The four month trial ends a nine year-long investigation from the FCA dubbed operation Tabernula, which began in 2007 and involved trawling through thousands of records and wiretapping to build a case across the period. The operation culminated in dawn raids in March 2010 involving over 140 staff and 16 different locations.
Mr Dodgson is convicted of passing insider knowledge he gained while working as an investment banker with Deutsche bank to his friend Hinds an accountant, who acting as a middle man sent the insider info on to 3 securities traders. The 3 traders named in court as Julian Rifat, Graeme Shelley, Paul Milsom pleaded guilty in the case and have been acquitted.

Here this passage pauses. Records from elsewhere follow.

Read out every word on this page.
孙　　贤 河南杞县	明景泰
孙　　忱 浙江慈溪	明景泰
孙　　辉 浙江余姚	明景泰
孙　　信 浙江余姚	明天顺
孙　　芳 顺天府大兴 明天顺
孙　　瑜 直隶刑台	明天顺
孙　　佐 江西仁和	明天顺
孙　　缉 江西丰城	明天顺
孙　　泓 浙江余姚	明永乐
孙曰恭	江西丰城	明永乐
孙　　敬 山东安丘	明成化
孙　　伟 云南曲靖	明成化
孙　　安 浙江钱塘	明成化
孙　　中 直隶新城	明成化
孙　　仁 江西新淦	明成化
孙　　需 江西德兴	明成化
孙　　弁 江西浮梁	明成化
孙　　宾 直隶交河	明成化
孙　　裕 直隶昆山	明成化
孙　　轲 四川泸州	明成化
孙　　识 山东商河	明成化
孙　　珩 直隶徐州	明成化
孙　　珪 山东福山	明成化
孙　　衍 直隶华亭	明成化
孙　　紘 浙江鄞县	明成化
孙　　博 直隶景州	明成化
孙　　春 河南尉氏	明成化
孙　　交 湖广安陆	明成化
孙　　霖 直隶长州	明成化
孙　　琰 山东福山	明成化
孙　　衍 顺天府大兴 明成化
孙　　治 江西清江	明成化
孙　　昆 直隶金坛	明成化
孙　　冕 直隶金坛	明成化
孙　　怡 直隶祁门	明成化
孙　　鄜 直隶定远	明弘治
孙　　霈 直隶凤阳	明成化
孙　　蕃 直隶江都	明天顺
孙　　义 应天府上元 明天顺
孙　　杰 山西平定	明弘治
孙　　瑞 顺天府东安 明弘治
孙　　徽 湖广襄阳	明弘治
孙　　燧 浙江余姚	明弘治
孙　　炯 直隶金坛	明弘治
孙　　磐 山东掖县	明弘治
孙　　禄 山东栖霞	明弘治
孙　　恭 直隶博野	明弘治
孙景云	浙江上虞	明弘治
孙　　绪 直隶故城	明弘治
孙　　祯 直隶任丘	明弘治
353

The men were accused of making £7.4 million pounds ($10.7 million) from the insider trading of six stocks between the period of 2006 and 2010, with the FCA investigating them from 2007 on. The pair is said to have used high end encryption systems, pay as you go mobile phones and nicknames to keep their anonymity.
Dodgson and Hinds now face a maximum prison term of 7 years. The verdict is seen as a victory for the FCA as they look to send a message to other would be white collar criminals. Mark Steward a director of enforcement with the FCA had to say;
“The message is loud and clear that the F.C.A. will not tolerate sophisticated predatory criminals abusing our markets.”